Also, instead of modern pop music increasingly refined to appeal to an absolute lowest common denominator, with a few exceptions, a classical "song" isn't self contained.

If I was forced for instance to listen to Justin Beaver, may God have mercy on my soul, at least his song is in context to itself.

Listening to classical, on the other hand, isn't. If you listen to a piece it's like watching a single act from a play, or a random block of 15 minutes between commercial breaks in the middle of "Alien" on TV.

If you have been expose to the story and know what's going on, it's not just OK, but can be enjoyable. If you haven't, it would be an exercise in futility and frustration.


----------



## WIPerspective (Mar 26, 2012)

I'd also like to add another note that conductor Alan Gilbert (the conductor of the New York Phil) mentioned in an interview. One interviewer asked him a question about relating "modern day" music to classical music. It didn't specifically mention that "classical music was dying" but it is relevant. The music created today (pop-related, if I had to use that terminology) and classical music are related. After all, pop music looks back at the music written in the past (to rock, which comes from jazz, which comes from classical and a few other combinations including African American music and whatnot). Anyone can hear the difference between the two, but one thing they both have in common is that they both look to the past for inspiration. For example, composers of the Baroque Era looked back at the Renaissance to guide their music, and then the Classical era looked at the Baroque, and the Romantic looked at Classical, Impressionist looked at Romantic, and then you have Post-Romantic, and then came WWI and WWII (which changed everything in the world, including the way composers wrote music) which helped lead to contemporary, jazz, rock, hip hop/R&B, etc.

Perhaps in 100 years from now, people will look at our "pop" music that some of us hate/take for granted and use that to guide their music.


----------



## Stelmaria (Sep 30, 2011)

SteeplePoint said:


> It is. The reason why we call what we call "classical music" classical music today is because scholars, historians and musicologists needed to group music into separate time periods. And then within the "classical music" period, you have romantic music, classical music (Beethoven, Mozart, Haydn), and impressionistic, post-romantic, baroque, etc.


It is called "classical" music because it remains part of a historical tradition. There are related "classical" traditions in other parts of the world, eg China and India.

It could be argued that the 'trend' towards atonalism killed the classical tradition, but there are those who continue holding the flag, while 'skipping' this era.

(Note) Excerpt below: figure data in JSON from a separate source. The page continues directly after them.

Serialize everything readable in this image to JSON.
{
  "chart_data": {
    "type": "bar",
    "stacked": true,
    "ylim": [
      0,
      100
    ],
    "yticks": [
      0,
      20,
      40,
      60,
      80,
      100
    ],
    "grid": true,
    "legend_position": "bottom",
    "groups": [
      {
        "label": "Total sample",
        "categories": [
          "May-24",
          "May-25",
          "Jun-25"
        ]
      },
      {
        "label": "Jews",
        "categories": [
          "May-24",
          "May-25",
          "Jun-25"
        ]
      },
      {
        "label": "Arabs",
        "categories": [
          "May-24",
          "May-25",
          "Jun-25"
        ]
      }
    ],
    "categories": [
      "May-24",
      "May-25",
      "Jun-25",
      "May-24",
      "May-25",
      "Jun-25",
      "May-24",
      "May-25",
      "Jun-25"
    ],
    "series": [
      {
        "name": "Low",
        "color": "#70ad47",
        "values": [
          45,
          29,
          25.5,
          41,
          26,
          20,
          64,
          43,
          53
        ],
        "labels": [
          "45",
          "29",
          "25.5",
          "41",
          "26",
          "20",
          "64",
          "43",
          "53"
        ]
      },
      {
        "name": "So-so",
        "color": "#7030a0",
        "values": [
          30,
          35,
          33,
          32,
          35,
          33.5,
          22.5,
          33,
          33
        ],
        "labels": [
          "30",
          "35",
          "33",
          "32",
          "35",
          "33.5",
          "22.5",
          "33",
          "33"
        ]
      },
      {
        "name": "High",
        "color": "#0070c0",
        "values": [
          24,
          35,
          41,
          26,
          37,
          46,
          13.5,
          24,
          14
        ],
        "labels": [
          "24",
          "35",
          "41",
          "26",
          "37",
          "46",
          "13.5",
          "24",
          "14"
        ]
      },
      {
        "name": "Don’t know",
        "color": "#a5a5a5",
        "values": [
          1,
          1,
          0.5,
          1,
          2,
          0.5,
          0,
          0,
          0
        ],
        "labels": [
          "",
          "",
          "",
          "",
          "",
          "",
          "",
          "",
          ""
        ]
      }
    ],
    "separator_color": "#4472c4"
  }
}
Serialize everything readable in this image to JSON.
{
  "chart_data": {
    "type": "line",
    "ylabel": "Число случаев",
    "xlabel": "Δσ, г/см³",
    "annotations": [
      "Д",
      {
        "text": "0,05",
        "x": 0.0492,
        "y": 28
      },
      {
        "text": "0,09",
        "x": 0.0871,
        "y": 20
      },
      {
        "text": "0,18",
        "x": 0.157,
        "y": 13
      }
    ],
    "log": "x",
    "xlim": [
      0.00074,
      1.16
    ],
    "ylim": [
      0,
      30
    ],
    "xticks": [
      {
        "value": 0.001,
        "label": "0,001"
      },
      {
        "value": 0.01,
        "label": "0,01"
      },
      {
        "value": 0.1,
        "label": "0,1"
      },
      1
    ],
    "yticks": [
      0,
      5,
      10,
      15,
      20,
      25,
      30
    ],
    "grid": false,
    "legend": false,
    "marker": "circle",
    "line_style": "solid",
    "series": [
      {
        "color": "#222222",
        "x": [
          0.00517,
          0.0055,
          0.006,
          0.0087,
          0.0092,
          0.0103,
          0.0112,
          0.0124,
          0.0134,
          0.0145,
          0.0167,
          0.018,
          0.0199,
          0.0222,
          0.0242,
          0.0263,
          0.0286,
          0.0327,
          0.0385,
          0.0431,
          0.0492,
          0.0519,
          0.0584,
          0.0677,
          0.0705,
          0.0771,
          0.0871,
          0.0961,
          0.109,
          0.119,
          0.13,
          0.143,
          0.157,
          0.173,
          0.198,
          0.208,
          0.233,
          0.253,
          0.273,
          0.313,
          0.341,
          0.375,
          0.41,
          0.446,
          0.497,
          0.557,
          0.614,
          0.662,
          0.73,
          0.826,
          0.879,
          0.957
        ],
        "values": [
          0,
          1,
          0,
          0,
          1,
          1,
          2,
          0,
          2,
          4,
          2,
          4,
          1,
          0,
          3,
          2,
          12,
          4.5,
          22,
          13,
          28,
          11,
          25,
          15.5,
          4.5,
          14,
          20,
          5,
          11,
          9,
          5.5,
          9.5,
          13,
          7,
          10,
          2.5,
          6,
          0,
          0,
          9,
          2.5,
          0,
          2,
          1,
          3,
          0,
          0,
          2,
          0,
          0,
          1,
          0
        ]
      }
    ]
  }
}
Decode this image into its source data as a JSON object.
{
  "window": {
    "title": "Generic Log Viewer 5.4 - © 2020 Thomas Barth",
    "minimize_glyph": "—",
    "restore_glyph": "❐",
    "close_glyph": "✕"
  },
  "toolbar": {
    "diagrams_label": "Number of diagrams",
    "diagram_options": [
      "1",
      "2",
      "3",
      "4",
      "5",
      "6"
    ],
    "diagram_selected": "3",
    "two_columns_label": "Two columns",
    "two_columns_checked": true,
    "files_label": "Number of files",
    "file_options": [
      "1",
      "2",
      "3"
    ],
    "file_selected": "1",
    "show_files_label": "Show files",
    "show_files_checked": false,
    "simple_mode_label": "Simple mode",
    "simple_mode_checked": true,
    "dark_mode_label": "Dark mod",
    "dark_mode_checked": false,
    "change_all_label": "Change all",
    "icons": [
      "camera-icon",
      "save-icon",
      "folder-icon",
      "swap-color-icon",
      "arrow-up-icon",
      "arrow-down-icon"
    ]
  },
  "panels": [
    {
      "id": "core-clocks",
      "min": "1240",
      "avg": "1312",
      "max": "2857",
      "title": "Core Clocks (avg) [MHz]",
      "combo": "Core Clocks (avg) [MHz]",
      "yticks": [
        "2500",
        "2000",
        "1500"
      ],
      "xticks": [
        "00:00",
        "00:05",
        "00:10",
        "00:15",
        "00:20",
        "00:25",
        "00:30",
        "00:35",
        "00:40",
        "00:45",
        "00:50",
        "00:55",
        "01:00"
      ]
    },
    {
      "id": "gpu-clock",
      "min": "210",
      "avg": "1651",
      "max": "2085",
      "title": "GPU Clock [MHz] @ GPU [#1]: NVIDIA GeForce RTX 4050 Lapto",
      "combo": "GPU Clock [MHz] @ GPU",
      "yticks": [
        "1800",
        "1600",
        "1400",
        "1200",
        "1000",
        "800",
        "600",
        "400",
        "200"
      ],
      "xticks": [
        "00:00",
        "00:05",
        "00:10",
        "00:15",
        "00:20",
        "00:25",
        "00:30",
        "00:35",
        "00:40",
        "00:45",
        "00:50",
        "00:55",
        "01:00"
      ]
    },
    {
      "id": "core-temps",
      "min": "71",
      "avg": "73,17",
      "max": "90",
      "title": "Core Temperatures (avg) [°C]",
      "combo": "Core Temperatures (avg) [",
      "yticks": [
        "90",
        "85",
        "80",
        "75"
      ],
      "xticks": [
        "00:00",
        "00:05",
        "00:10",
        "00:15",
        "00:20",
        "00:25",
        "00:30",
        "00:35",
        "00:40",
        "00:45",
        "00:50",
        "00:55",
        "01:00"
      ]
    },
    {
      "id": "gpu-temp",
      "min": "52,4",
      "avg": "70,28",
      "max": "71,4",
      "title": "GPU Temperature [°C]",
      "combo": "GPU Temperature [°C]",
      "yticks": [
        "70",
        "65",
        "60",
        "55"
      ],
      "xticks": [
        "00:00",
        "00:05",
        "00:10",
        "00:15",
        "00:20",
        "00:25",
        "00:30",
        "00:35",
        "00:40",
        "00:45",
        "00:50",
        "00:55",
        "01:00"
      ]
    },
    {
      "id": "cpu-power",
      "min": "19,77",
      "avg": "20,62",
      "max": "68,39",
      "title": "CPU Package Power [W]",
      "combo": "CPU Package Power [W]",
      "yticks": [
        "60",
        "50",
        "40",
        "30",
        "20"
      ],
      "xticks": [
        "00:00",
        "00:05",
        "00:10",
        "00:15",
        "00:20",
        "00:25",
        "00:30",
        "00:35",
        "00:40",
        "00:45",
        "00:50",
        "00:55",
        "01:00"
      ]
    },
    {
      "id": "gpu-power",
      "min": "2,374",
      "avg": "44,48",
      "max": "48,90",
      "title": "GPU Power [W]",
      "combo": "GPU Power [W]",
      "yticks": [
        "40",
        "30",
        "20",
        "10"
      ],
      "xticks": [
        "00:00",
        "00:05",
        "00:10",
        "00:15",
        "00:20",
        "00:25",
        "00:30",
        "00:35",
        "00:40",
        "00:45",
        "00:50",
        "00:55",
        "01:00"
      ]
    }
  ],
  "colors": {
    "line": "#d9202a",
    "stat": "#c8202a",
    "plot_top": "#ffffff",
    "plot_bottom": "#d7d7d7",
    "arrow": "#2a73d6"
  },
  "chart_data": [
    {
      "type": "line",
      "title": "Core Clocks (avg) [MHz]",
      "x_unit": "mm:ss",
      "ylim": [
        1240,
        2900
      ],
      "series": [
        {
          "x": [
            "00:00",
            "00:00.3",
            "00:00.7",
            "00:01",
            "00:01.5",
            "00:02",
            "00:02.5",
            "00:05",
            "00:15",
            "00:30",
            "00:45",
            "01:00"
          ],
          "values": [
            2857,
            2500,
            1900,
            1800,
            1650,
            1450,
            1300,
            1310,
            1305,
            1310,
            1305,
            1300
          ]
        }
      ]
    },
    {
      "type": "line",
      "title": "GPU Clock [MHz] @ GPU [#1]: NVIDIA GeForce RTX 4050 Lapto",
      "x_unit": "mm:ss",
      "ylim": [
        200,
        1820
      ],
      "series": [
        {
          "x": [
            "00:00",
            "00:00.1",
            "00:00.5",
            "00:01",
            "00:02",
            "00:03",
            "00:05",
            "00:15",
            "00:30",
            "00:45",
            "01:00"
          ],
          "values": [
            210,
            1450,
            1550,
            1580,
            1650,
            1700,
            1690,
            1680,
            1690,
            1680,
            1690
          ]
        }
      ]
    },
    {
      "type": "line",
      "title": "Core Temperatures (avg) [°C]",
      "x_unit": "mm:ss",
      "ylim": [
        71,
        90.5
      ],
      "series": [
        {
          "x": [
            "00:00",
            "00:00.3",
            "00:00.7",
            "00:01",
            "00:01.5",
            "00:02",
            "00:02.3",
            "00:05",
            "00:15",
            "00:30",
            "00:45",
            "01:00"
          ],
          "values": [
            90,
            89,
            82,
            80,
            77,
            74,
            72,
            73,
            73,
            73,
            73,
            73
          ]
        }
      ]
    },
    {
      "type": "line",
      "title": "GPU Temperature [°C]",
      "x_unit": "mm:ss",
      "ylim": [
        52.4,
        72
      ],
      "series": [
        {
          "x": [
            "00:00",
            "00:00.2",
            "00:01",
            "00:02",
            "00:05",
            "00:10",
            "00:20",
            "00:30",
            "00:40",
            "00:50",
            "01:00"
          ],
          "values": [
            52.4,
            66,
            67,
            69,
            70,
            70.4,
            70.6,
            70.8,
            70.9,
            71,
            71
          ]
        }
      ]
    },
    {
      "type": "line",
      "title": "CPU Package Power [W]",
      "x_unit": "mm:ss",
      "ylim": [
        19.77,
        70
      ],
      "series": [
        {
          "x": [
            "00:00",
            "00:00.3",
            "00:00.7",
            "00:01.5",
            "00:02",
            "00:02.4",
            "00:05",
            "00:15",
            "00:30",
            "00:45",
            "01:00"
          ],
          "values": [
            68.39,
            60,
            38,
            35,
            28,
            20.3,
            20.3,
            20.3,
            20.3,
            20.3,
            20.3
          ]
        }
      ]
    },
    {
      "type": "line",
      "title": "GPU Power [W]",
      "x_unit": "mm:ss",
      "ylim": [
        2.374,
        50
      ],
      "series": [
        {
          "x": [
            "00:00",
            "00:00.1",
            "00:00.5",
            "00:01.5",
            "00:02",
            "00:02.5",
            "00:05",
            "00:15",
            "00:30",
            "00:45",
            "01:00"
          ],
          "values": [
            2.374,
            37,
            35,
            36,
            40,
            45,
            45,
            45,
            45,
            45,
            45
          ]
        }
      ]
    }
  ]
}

Classical music was never 'pop' music and as such declines in its popularity are relative. 
If you listen to pop music today, you could say "Is Rock Music Really "Dying"? The biggest change in recent history is that music in general has become more accessible we are not longer forced to listen to that music which is performed or played on the radio. People today have the luxury of having more heterogeneous and diverse tastes.

If I had to make a statement, I would say that it is "pop" music that is clearly suffering from a prolonged tortured death.

This can also lead to a debate about whether a composer should compose something that they themselves find aesthetically pleasing, regardless of how 'innovative' or 'popular' it may be. (eg introspective vs extrospective modes of composition).


----------



## sharky (Jul 1, 2012)

Snow Leopard said:


> This can also lead to a debate about whether a composer should compose something that they themselves find aesthetically pleasing, regardless of how 'innovative' or 'popular' it may be. (eg introspective vs extrospective modes of composition).


Depends how much money you want to make from it. If other people happen to like the same kinds of things you like, you're lucky. If you're Charles Ives, you sell insurance. (For the record I do like Ives' pieces...) ^^


----------



## feelgood682 (Jul 7, 2012)

No i don't Think so.... Here Lots of People who they love 2 listen Classical Music..


----------